Und jetzt, endlich, begriff er.
5.
Gowenna und der zweite Sumpfmann erreichten die Ruine, als Skar zu seinem Pferd zurückkam. El-tra starrte ihn unverwandt an; ein Blick, der obwohl Skar seine Augen nicht sehen konnte, durchbohrend und beinahe schmerzhaft war; Warnung, Herausforderung, aber auch Ausdruck von Verständnis und beinahe Mitleid zugleich. Skar hatte kein Wort mehr gesprochen, sondern war nur stumm neben dem toten Krieger sitzen geblieben, bis El-tra sich erhoben und ihm das Zeichen gegeben hatte, mitzukommen. Aber er war sicher, daß der Mann aus Cosh genau wußte, was in ihm vorging. Auch ohne die kaum zu verstehende Seelenverwandschaft zwischen ihnen wäre es im Moment wohl nicht schwer gewesen, seine Gedanken zu erraten. Vielleicht, dachte er grimmig, hatten sie sich schon seit Tagen gefragt, wie lange es noch dauern würde, bis dieser arme kleine Narr endlich begriff, was hier vorging.
Er wartete, bis Gowenna ihr Pferd neben dem seinen zügelte, trat mit einem raschen Schritt neben sie und streckte die Hand aus, um ihr beim Absteigen zu helfen.
»Ich habe mit dir zu reden«, sagte er hart.

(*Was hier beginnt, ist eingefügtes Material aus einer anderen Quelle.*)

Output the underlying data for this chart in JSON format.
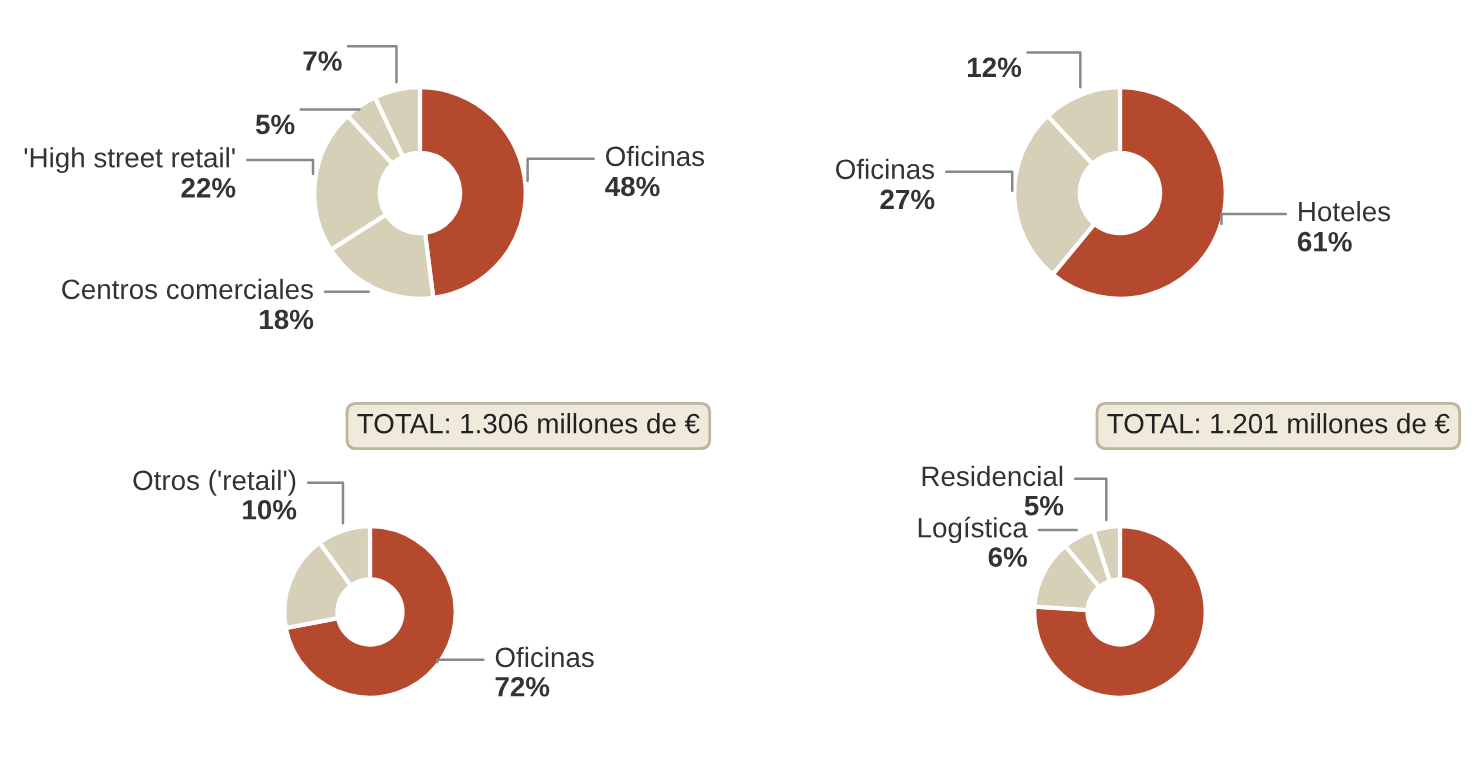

Gowenna hob müde den Kopf. Skar erschrak, als er ihr Gesicht sah. Es war nicht so sehr die Narbe; daran hatte er sich schon beinahe gewöhnt, so schrecklich der Anblick auch war. Aber auf dem unversehrten Teil ihres Gesichts lag ein Ausdruck so tiefer Müdigkeit, wie ihn Skar noch nie zuvor an einem lebenden Menschen gesehen hatte. Für einen Moment zweifelte er ernsthaft daran, daß in diesem ausgebrannten Körper überhaupt noch Leben war. Sie erschien ihm mehr denn je wie eine verzehrte Hülle, Fleisch, in dem keine Seele, sondern nur noch Haß war.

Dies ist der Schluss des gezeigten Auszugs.